Prompting Agents Like an Engineer
High-efficiency prompt anatomy:
- clear goal
- explicit scope
- explicit constraints
- precise deliverable
Example structure:
Add JWT auth for /api/v2 routes.
- Use existing user model and password flow
- Return 401 with standard error format
- Do not modify frontend or existing tests
Common Prompting Mistakes
- Vague asks that trigger broad exploration
- Multi-topic prompts that should be separate tasks
- Missing out-of-scope boundaries
- Pasting large snippets instead of referencing files
Better practice:
- break work into focused units
- reference concrete files and patterns
- define done criteria before execution
Context Hygiene Inside the IDE
- Write clear signatures before function bodies
- Use descriptive naming for free context
- Keep relevant tabs open, close noisy tabs
- Keep workspace clean:
- exclude generated artifacts
- remove abandoned files
- maintain ignore rules
Your codebase quality is your model context quality.
MCP and Tool Context Discipline
- Every connected tool adds context overhead
- More tools is not automatically better
Good habits:
- disconnect unused servers
- scope tools per workflow
- prefer focused toolsets for focused tasks
Result:
- better tool selection behavior
- lower context overhead
- fewer accidental detours
Right-Size the Interaction Mode
| Mode | Cost profile | Best for |
|---|---|---|
| Inline | Lowest | Local completions and known patterns |
| Chat | Medium | Targeted edits and explanation |
| Agent | Highest | Multi-file implementation and exploration |
- Do not use agent mode for a one-line fix
- Use the lightest mode that can complete the task correctly
Team Metrics That Show Maturity
- Time to useful response
- First-pass acceptance rate
- Rework rate after AI-generated changes
- Context efficiency indicators (noise vs useful context)
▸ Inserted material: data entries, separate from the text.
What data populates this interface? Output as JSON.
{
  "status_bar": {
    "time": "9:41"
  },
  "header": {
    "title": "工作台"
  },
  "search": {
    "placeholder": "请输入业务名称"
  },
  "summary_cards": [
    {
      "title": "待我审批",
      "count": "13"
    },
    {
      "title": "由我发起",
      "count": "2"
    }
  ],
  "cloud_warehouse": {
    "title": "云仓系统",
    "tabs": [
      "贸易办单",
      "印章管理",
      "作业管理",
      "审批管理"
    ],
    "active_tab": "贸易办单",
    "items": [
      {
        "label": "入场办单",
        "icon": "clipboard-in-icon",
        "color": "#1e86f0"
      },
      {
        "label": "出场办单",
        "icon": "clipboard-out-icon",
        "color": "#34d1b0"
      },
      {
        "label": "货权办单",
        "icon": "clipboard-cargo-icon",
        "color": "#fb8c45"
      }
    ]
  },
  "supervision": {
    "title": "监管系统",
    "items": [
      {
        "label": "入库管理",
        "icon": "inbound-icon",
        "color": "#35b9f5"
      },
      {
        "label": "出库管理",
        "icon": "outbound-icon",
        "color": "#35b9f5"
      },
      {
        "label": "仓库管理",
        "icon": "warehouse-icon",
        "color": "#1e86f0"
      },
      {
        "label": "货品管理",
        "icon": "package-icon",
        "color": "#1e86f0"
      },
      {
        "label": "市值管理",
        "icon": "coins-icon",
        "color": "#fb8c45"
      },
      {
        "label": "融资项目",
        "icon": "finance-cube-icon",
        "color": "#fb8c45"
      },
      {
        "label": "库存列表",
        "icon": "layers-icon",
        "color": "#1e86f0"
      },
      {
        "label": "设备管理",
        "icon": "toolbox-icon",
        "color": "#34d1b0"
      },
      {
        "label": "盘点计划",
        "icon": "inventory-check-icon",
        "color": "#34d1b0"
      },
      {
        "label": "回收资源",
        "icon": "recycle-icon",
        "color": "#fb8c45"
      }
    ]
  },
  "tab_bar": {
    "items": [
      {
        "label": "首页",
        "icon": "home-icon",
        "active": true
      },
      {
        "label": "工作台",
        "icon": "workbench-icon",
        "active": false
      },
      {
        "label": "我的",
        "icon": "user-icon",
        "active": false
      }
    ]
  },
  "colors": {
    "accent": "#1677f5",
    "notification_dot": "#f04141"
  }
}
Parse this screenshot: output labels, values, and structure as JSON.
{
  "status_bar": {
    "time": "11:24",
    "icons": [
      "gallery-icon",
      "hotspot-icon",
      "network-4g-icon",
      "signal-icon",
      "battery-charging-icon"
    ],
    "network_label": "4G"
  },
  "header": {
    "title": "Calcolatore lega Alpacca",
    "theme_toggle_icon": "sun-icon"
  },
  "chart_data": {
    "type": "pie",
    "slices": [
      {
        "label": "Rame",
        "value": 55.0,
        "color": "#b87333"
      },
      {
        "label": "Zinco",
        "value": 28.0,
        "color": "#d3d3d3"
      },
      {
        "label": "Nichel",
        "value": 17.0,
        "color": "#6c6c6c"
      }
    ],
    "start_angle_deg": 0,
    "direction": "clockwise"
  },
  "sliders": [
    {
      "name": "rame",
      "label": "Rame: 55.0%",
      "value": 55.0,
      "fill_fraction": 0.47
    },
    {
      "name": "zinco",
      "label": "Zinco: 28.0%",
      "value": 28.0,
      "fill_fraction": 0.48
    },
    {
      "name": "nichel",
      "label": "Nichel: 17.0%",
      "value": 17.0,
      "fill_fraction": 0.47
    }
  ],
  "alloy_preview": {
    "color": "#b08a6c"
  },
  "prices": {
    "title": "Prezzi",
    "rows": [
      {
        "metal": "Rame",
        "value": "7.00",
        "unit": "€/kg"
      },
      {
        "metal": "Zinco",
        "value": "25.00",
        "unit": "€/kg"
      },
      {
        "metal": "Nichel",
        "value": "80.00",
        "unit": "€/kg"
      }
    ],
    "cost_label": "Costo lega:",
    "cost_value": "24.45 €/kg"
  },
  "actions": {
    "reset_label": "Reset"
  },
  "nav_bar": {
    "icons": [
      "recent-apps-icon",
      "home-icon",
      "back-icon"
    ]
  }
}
- Prompt-to-completion cycle time
Do not optimize raw usage. Optimize outcome quality and flow efficiency.
30-Day Team Upgrade Plan
Week 1
- Audit and trim instruction files
- Separate universal rules from specialized procedures
Week 2
- Add scoped instructions by domain
- Create prompt files for top repeat workflows
Week 3
- Convert specialized procedures into skills
- tighten agent prompt templates
Week 4
- Review metrics, refine patterns, publish team playbook
Final Message
- Adoption got us started
- Optimization makes us better
- Better context design improves quality, speed, and consistency
- This is a craft discipline, not a one-time tuning exercise
The goal is simple: less noise, better engineering outcomes.
Q and A Prompts
- Which always-on instruction is currently noise?
- Which workflow should become a prompt file this week?
- Which specialized process deserves a skill?
- Where are we still using agent mode when chat or inline would be better?
Backup close: "Pick one workflow. Tighten context. Measure improvement. Repeat."